When RSA’s executive chairman Art Coviello issued an open letter acknowledging the fact that the company’s systems had been breached and that the extracted information is related to its SecurID two-factor authentication products, he – understandably – didn’t reveal any specifics about what was actually stolen.
“While at this time we are confident that the information extracted does not enable a successful direct attack on any of our RSA SecurID customers, this information could potentially be used to reduce the effectiveness of a current two-factor authentication implementation as part of a broader attack,” was all he said.
Details about the attack and the stolen information are still unknown to the larger public, so speculation abounds. Some even say that it is possible that the database that links SecurID serial numbers to seeds (card’s factory-encoded random key) has been compromised.
In order to help its customers and stop the speculation, Stratsec – Australia’s largest information security consultancy firm that administers local clients of RSA – has decided to invite all of them to a teleconference where they will be briefed about the incidents.
Among Stratsec’s customers are many federal government departments and agencies, such as the Department of Defence, the Department of the Prime Minister and Cabinet, the Department of Parliamentary Services, the Department of the Treasury, AusAid, the Australian Electoral Commission and many more. Stratesec’s corporate clients include Australian telecommunications and media company Telstra, the Virgin Blue airline and Western-Pacific (or Westpac), one of Australia’s biggest banks.
“So basically we’ve called the teleconference and … invited all of our clients to dial into that just for us to take the opportunity to provide our thoughts on the incident and, I guess, just try and make sure everyone is working from accurate information because obviously when there is a lack of information, as there is at the moment, some pretty extreme degree of speculations fill that void and I think it’s important that everyone keeps perspective on what the realistic impact is in a reasonable sort of timeframe,” Mr Ellsmore said.

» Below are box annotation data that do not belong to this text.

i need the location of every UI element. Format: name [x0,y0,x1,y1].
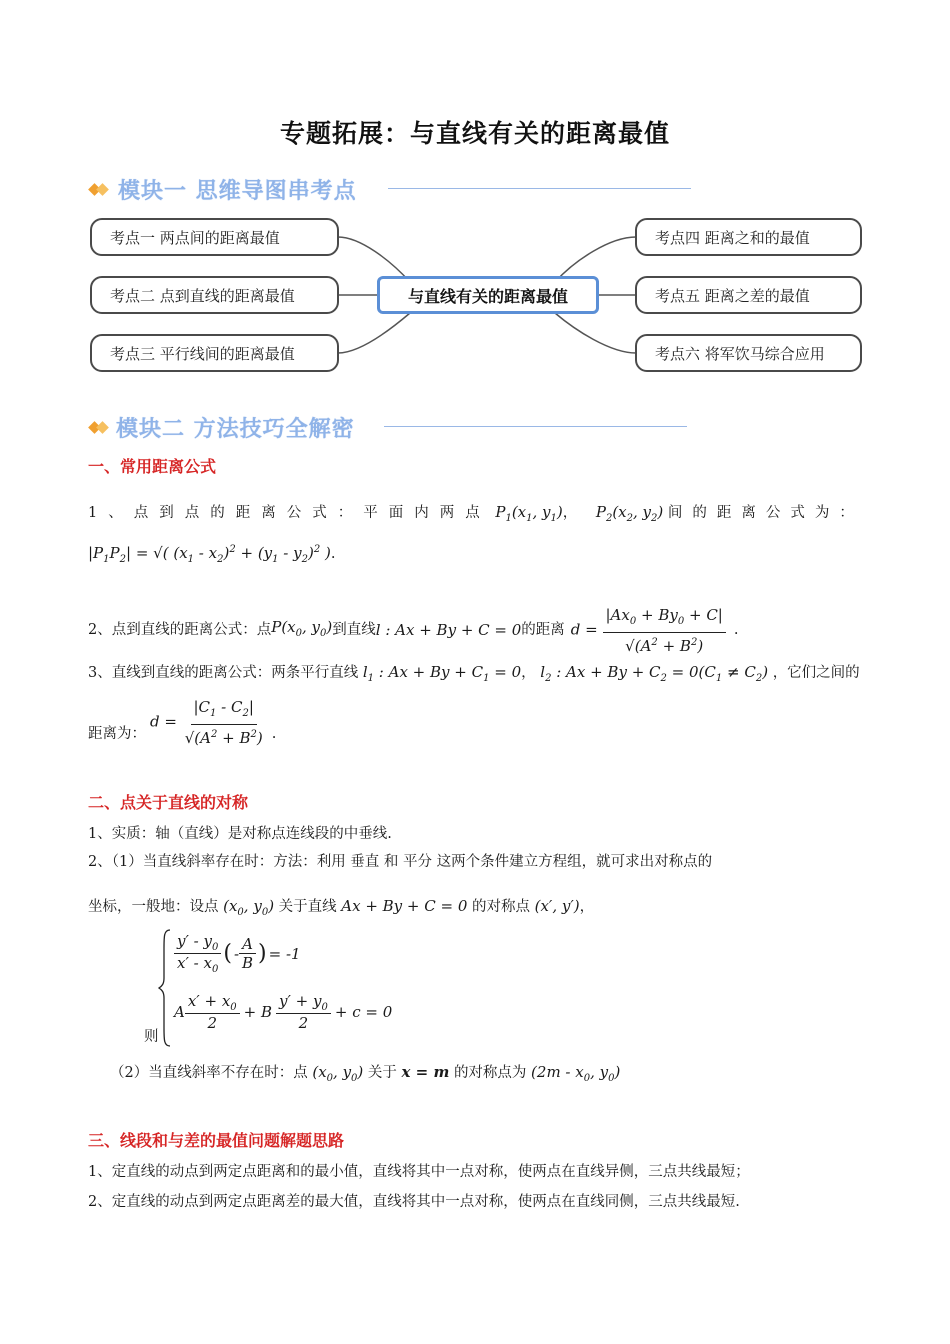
formula-p2: $P_2(x_2$, $y_2$) [595,503,664,524]
s1-item2-mid1: 到直线 [332,622,376,638]
s1-item3-prefix: 3、直线到直线的距离公式：两条平行直线 [88,665,359,681]
s2-item3 [110,1062,620,1089]
formula-point-p0: $P(x_0$, $y_0$) [271,617,333,639]
formula-line-l1: $l_1$ : $Ax + By + C_1 = 0$ [362,663,522,684]
mindmap-node-point1: 考点一 两点间的距离最值 [90,218,339,256]
s1-item1-line1 [88,502,864,529]
formula-point-x0y0: ($x_0$, $y_0$) [223,897,275,918]
s1-item3-end: . [271,726,277,742]
s2-item2-line1: 2、（1）当直线斜率存在时：方法：利用 垂直 和 平分 这两个条件建立方程组，就可求出对称点的 [88,854,713,870]
s1-item1-suffix: 间的距离公式为： [667,505,864,521]
s2-item1: 1、实质：轴（直线）是对称点连线段的中垂线. [88,826,392,842]
s1-item1-mid: ， [562,505,578,521]
module2-diamond-icon [90,418,110,438]
mindmap-node-point5: 考点五 距离之差的最值 [635,276,862,314]
s1-item2 [88,605,739,655]
mindmap-center-node: 与直线有关的距离最值 [377,276,599,314]
s1-item1-prefix: 1、点到点的距离公式：平面内两点 [88,505,491,521]
formula-point-prime: (x′, y′) [534,897,580,915]
s3-item1: 1、定直线的动点到两定点距离和的最小值，直线将其中一点对称，使两点在直线异侧，三点共线最短； [88,1164,750,1180]
s1-item2-end: . [733,622,739,638]
module2-heading: 模块二 方法技巧全解密 [116,417,355,442]
s1-item3-line2-label: 距离为： [88,726,146,742]
s2-item2-line2 [88,896,594,923]
formula-p1: $P_1(x_1$, $y_1$) [495,503,563,524]
formula-reflected-point: ($2m - x_0$, $y_0$) [531,1063,621,1084]
module1-divider [388,188,691,189]
system-brace [158,928,172,1048]
module1-heading: 模块一 思维导图串考点 [118,179,357,204]
s1-item3-sep: ， [521,665,536,681]
formula-line-general: Ax + By + C = 0 [341,897,468,915]
formula-line-l: l : Ax + By + C = 0 [375,621,522,639]
system-eq1: $\frac{y' - y_0}{x' - x_0}$ ( - $\frac{A}{B}$ ) = -1 [174,932,301,975]
page-title: 专题拓展：与直线有关的距离最值 [279,119,670,148]
section3-heading: 三、线段和与差的最值问题解题思路 [88,1131,345,1150]
s2-item2-end: ， [579,899,595,915]
formula-point-line-distance: d = $\frac{|Ax_0 + By_0 + C|}{√(A^2 + B^2)}$ [571,605,726,656]
s2-item2-prefix: 坐标，一般地：设点 [88,899,219,915]
s2-item2-mid1: 关于直线 [278,899,337,915]
section1-heading: 一、常用距离公式 [88,457,217,476]
mindmap-node-point3: 考点三 平行线间的距离最值 [90,334,339,372]
formula-parallel-distance: d = $\frac{|C_1 - C_2|}{√(A^2 + B^2)}$ [150,697,263,747]
s3-item2: 2、定直线的动点到两定点距离差的最大值，直线将其中一点对称，使两点在直线同侧，三点共线最短. [88,1194,740,1210]
s2-then-label [144,1026,159,1047]
s2-item2-mid2: 的对称点 [472,899,530,915]
s1-item1-line2 [88,540,335,570]
s2-item3-mid2: 的对称点为 [453,1065,527,1081]
formula-point-x0y0-b: ($x_0$, $y_0$) [312,1063,364,1084]
module2-divider [384,426,687,427]
system-eq2: A $\frac{x' + x_0}{2}$ + B $\frac{y' + y_0}{2}$ + c = 0 [174,992,393,1032]
mindmap-node-point2: 考点二 点到直线的距离最值 [90,276,339,314]
s1-item2-prefix: 2、点到直线的距离公式：点 [88,622,272,638]
s1-item1-end: . [330,546,336,562]
s2-then-text: 则 [144,1029,159,1045]
s2-item3-prefix: （2）当直线斜率不存在时：点 [110,1065,308,1081]
s1-item3-suffix: ，它们之间的 [772,665,860,681]
section2-heading: 二、点关于直线的对称 [88,793,249,812]
s1-item3-line2 [88,697,277,747]
formula-line-l2: $l_2$ : $Ax + By + C_2 = 0(C_1 \ne C_2)$ [540,663,769,684]
formula-two-point-distance: $|P_1P_2|$ = √( $(x_1 - x_2)^2 + (y_1 - y_2)^2$ ) [88,544,331,565]
mindmap-node-point4: 考点四 距离之和的最值 [635,218,862,256]
s1-item3-line1 [88,662,860,689]
module1-diamond-icon [90,180,110,200]
s2-item3-mid1: 关于 [367,1065,397,1081]
mindmap-node-point6: 考点六 将军饮马综合应用 [635,334,862,372]
s1-item2-mid2: 的距离 [521,622,565,638]
formula-x-eq-m: x = m [401,1063,450,1081]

Nick Ellsmore, Stratsec’s head of business development, says that that the goal of the teleconference is to “make sure everyone is working from accurate information” and that “everyone keeps perspective on what the realistic impact is in a reasonable sort of timeframe.” I’m not sure how he proposes to do that, since he himself admitted to The Age that there is currently a “lack of” information available from RSA.

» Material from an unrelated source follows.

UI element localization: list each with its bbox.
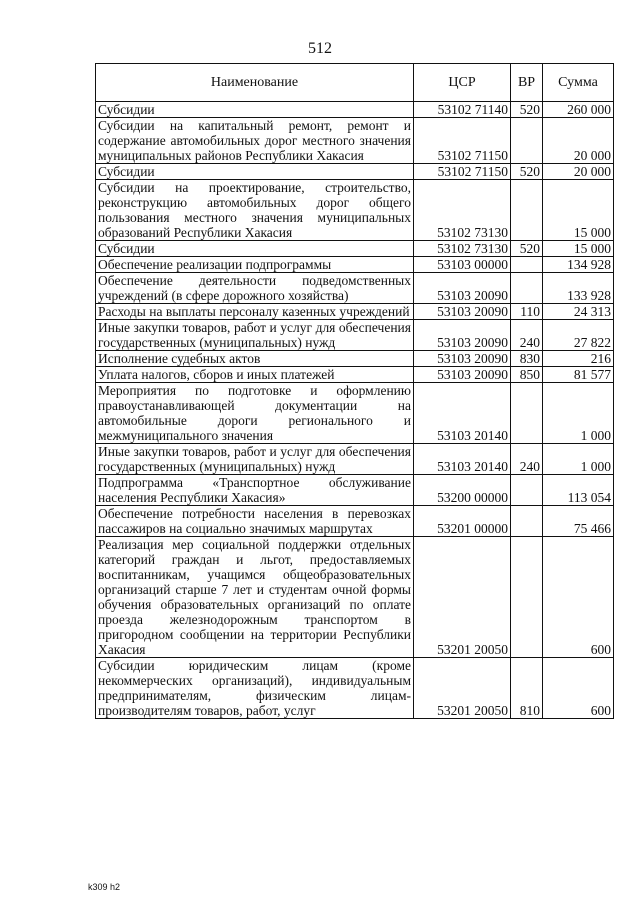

The only information that the RSA shared with its customers is a set of security recommendations that should help them defend themselves against possible attacks. “There’s probably one key piece of information in the [documents provided to clients] which would protect against whatever vulnerability now exists due to the RSA security breach,” speculated one Australian IT manager. “But RSA wouldn’t want to tell us which one because that would be telling the world exactly what was stolen.”